May 31 2017
Radiation therapy is one of the most common treatments used to fight cancer, with an estimated 500,000 people each year receiving radiation therapy either alone or in combination with other treatments. Patients are often treated with a "one-size-fits-all" approach of a particular radiation dose and schedule according to tumor type, location, and the stage of growth. However, different patients with similar tumor types, location, and stage may have different results after radiation therapy - with improvement seen in one patient, but not in the other. Physician scientists at Moffitt Cancer Center hope to change this approach to radiation therapy. Their discoveries are primed to place Moffitt at the forefront of a new era in personalized radiation therapy for head and neck cancer patients, as described in their recent article in the May issue of The Lancet Oncology.

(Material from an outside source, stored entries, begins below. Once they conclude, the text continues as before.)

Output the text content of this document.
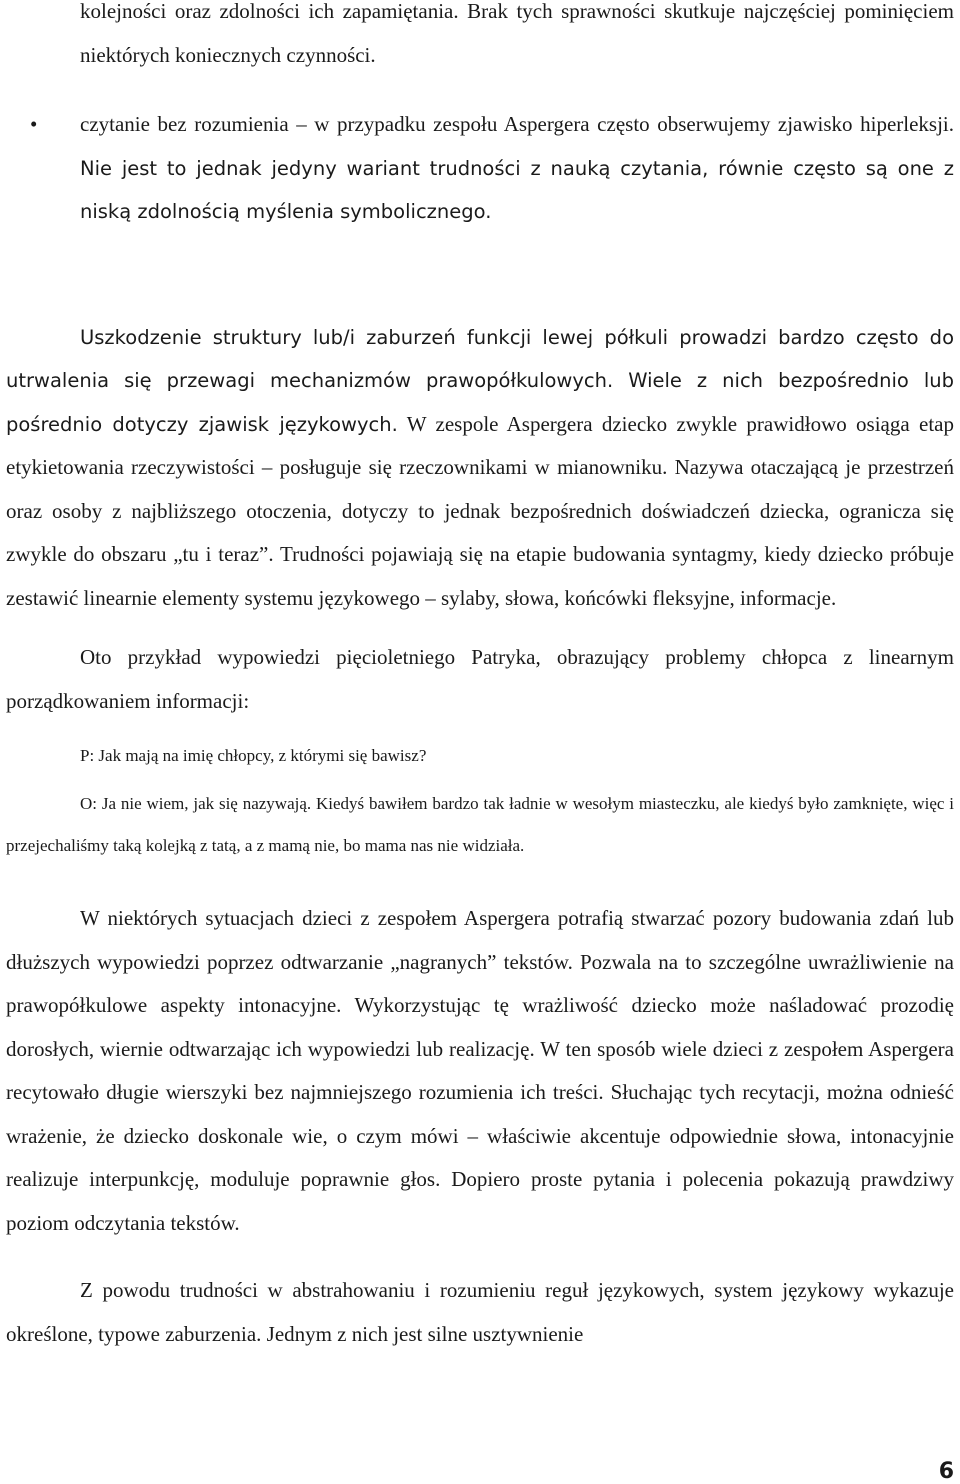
kolejności oraz zdolności ich zapamiętania. Brak tych sprawności skutkuje najczęściej pominięciem niektórych koniecznych czynności.

• czytanie bez rozumienia – w przypadku zespołu Aspergera często obserwujemy zjawisko hiperleksji. Nie jest to jednak jedyny wariant trudności z nauką czytania, równie często są one z niską zdolnością myślenia symbolicznego.

Uszkodzenie struktury lub/i zaburzeń funkcji lewej półkuli prowadzi bardzo często do utrwalenia się przewagi mechanizmów prawopółkulowych. Wiele z nich bezpośrednio lub pośrednio dotyczy zjawisk językowych. W zespole Aspergera dziecko zwykle prawidłowo osiąga etap etykietowania rzeczywistości – posługuje się rzeczownikami w mianowniku. Nazywa otaczającą je przestrzeń oraz osoby z najbliższego otoczenia, dotyczy to jednak bezpośrednich doświadczeń dziecka, ogranicza się zwykle do obszaru „tu i teraz”. Trudności pojawiają się na etapie budowania syntagmy, kiedy dziecko próbuje zestawić linearnie elementy systemu językowego – sylaby, słowa, końcówki fleksyjne, informacje.

Oto przykład wypowiedzi pięcioletniego Patryka, obrazujący problemy chłopca z linearnym porządkowaniem informacji:

P: Jak mają na imię chłopcy, z którymi się bawisz?

O: Ja nie wiem, jak się nazywają. Kiedyś bawiłem bardzo tak ładnie w wesołym miasteczku, ale kiedyś było zamknięte, więc i przejechaliśmy taką kolejką z tatą, a z mamą nie, bo mama nas nie widziała.

W niektórych sytuacjach dzieci z zespołem Aspergera potrafią stwarzać pozory budowania zdań lub dłuższych wypowiedzi poprzez odtwarzanie „nagranych” tekstów. Pozwala na to szczególne uwrażliwienie na prawopółkulowe aspekty intonacyjne. Wykorzystując tę wrażliwość dziecko może naśladować prozodię dorosłych, wiernie odtwarzając ich wypowiedzi lub realizację. W ten sposób wiele dzieci z zespołem Aspergera recytowało długie wierszyki bez najmniejszego rozumienia ich treści. Słuchając tych recytacji, można odnieść wrażenie, że dziecko doskonale wie, o czym mówi – właściwie akcentuje odpowiednie słowa, intonacyjnie realizuje interpunkcję, moduluje poprawnie głos. Dopiero proste pytania i polecenia pokazują prawdziwy poziom odczytania tekstów.

Z powodu trudności w abstrahowaniu i rozumieniu reguł językowych, system językowy wykazuje określone, typowe zaburzenia. Jednym z nich jest silne usztywnienie

6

"Just as every person is different, every person's cancer might be very different and therefore require a very different course of radiotherapy. Yet, clinicians have been unable to make the distinction required to biologically personalize radiotherapy treatment," explained Louis B. Harrison, MD, chair of the Radiation Oncology Department at Moffitt
Moffitt researchers have developed a test called the radiosensitivity index that determines how sensitive a patient's tumor is to radiation therapy. The radiosensitivity index is based on the expression of different genes in a patient's tumor and has been validated in 9 different patient groups across different tumor types. The researchers are able to use the radiosensitivity index within a mathematical framework to select the optimum radiotherapy dose for each patient based on their individual tumor biology. The researchers are in the process of developing the first clinical trial to test their genomic-adjusted radiation dose in patients with squamous cell carcinoma of the oropharynx.
"We propose to explore how we can move away from a one-size-fits-all approach to radiotherapy treatment for patients with head and neck cancer, and to develop evidence with which to guide personalization and biological adaptation of radiotherapy to improve outcomes and reduce toxicity," said Jimmy J. Caudell, MD, PhD, associate member and section head of Head and Neck Radiation Oncology at Moffitt.
Researchers are also making advances in the field of radiomics - the use of MRI, CT and PET scans to characterize tumors by imaging features not fully captured by the naked eye. Radiomics models might inform physicians not just about anatomy, but cellular and gene features which may impact treatment and prognosis. "Biopsies are limited by the fact that they are acquired at a single timepoint and from a single anatomical location. Radiomics might be able to provide enough information for a virtual 3D biopsy where the entire tumor can be sampled non-invasively and repeatedly," said Harrison.
The researchers also believe that integrated mathematical oncology offers a unique approach to develop more personalized radiation therapy. Integrated mathematical oncology uses experimental and clinical data to build models to predict a patient's response to radiation treatment. This allows scientists to conduct experiments that would be impossible with common laboratory techniques.
The researchers hope that the advances being made in precision medicine at Moffitt will continue to innovate the field and bring clinicians closer to a personalized treatment approach with radiation therapy, while simultaneously improving patient outcomes and reducing treatment complications.